LE BÉLIER AUX CORNES RECOURBÉES
Le bélier aux cornes recourbées
Par 24 fois recourbées de tous les côtés,
Recule de quelques pas, prend son élan,
Puis charge et fonce sur une tête de pont.
Il combat furieusement une tête de pont,
Le bélier impérieux, aux cornes recourbées.

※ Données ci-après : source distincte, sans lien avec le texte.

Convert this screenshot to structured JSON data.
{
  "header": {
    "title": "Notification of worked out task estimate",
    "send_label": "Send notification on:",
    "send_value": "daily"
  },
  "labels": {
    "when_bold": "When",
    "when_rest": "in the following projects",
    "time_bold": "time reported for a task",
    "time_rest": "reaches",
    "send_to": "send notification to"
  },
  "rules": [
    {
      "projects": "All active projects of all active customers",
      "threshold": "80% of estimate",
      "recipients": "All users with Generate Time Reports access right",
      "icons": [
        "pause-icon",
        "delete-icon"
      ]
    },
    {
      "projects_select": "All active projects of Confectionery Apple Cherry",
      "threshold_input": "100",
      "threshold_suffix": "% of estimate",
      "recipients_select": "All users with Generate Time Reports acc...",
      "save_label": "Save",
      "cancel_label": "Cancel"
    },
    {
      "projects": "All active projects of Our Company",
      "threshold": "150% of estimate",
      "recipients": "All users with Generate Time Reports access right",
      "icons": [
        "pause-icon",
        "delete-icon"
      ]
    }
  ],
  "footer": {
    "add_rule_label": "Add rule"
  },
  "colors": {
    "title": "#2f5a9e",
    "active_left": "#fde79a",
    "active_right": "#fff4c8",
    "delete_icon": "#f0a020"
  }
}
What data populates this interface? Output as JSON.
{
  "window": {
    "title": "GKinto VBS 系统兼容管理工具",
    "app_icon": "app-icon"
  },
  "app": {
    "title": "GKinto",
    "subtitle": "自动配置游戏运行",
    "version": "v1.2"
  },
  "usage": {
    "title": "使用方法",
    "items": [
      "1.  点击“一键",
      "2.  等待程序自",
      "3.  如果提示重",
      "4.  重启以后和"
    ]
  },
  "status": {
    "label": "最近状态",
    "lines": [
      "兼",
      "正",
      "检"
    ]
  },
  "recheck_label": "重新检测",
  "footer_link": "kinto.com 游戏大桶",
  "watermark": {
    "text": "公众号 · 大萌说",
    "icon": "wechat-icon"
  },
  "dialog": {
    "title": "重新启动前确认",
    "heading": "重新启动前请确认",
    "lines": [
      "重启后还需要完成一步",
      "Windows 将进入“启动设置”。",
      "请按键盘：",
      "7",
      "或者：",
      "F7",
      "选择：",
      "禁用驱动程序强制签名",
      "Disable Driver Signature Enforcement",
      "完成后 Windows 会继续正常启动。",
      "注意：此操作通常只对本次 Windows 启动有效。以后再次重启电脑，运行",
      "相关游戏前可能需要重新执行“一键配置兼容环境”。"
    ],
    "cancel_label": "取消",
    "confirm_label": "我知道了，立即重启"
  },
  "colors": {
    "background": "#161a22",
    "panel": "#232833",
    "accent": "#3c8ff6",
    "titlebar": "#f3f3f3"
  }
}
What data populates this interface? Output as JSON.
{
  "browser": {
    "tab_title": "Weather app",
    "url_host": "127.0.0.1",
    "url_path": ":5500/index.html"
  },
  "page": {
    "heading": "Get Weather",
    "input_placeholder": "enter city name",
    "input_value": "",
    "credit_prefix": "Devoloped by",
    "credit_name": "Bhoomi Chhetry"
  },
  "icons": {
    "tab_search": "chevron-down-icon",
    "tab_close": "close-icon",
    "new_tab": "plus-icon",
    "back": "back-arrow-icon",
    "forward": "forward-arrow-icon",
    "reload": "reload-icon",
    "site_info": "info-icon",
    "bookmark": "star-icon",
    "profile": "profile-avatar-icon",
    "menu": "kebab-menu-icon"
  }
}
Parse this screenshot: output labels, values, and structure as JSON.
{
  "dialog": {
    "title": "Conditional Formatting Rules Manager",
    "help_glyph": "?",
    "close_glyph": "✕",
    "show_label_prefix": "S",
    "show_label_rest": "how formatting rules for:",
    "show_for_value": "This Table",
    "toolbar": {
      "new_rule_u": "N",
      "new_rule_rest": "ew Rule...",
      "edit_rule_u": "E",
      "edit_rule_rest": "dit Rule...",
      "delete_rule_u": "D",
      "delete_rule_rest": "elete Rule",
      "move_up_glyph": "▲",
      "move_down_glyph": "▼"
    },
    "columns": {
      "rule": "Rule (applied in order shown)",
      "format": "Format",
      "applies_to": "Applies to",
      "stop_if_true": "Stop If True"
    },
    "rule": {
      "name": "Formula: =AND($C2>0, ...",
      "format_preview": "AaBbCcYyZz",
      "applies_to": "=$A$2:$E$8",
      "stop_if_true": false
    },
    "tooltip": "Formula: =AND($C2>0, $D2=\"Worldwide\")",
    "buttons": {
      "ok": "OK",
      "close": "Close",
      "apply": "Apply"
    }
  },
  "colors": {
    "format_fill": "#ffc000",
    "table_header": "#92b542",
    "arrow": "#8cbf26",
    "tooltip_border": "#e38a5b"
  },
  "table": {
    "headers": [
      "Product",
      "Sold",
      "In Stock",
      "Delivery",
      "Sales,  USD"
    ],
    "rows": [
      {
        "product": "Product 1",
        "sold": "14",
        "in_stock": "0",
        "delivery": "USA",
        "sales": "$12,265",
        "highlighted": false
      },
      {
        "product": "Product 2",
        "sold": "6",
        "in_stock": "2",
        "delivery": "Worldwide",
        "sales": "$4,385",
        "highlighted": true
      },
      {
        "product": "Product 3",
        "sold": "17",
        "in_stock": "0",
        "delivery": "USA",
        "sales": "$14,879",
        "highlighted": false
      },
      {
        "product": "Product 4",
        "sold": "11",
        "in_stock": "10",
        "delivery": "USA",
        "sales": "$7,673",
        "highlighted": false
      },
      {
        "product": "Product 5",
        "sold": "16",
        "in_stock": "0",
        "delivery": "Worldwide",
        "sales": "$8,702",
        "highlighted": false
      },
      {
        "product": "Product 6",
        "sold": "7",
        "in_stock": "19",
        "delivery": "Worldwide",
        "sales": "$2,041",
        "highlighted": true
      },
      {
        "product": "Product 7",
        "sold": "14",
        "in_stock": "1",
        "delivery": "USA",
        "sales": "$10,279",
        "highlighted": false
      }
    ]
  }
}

Ensanglanté, il s’agenouille et dit :
« Je me heurtai aux bornes de la connaissance,
J’ai lutté avec elle,
Mais ne parvins pas à la faire bouger,
Elle ne remua guère…
Ma peur de la mort m’y poussa,
Ma vaillance m’a déterminé à la charger ;
Rien n’y fit.
Cette tête de pont, c’est bien la mort…
Et ma tête de bélier moult en pâtit.
Ô, soleil, vers toi s’élève toute notre espérance,
Vers toi, qui… »
De grosses larmes perlent et ruissellent de ses yeux
Tellement beaux, de bélier.
Et s’en vont scintiller d’impuissance ses cornes
Recourbées par 24 fois.
Traduit du roumain par
Constantin FROSIN
Comentarii
Aranca -
domnule Frosin, este un lucru dificil in a-l traduce pe Marin Sorescu. Dificultatea este valabila si pentru clasicii pe care ii traduceti. E o munca laborioasa ingreunata nu numai de sensul pe care il capata intr-o alta limba dar si un efort stilistic in a exprima astfel spiritul romanesc. In acest context, apreciez foarte mult ceea ce realizati. Doresc, in spiritul unei expuneri reusite a muncii dumneavoastra, sa va spun ca exista un anume risc in prezentarea traducerilor: 1) nu este textul original alaturi si nu se poate compara calitatea si valoarea traducerilor; 2) sint prea multe traduceri deodata postate ceea ce ingreuneaza perceptia multora (aici pe site fiind prezenti persoane de virste diferite, profesii diferite cu un singur numitor comun: literatura), in acest caz numarul de traduceri prezentate deodata, fiind un dezavantaj. Sint convinsa ca veti accepta aceste opinii si veti actiona intr-un sens pozitiv.
NMP -
de l'humour !!! de l'humour avant toute chose.... et je me fends d'un grand sourire lorsque je lis déjà le tire: "qui n'est plus ce qu'il fut"... bien sûr, il est décédé, donc il n'est plus... ce qu'il fut. Ensuite le sous-titre : "de la vanité de toute chose", c'est bien là, l'ironie, n'est-ce pas, dans cette simple phrase, si profonde qu'elle touche au coeur . C'est l'essentiel. Oui la traduction est excellente, et ces deux phrases sont un clin d'oeil empli de tendresse et nous font entrer dans le vif de l'oeuvre de ce très grand écrivain et poète majeur qu'était Marin Sorescu. Un écrivain doté d'une bonne dose d'humour, d'ironie, et aussi d'une clairvoyance , d'une vision du réel transposé métaphysiquement dans le mythe et l'allégorie. Traduire n'est en aucun cas transposer mot à mot un texte, il y a là tout l'esprit et le style de l'auteur. Traduire est un acte de création , tout comme l'est l'écriture, d'ailleurs traduire équivaut à écrire dans la langue de l'autre, créer de la même manière que l'autre a créé dans sa propre langue.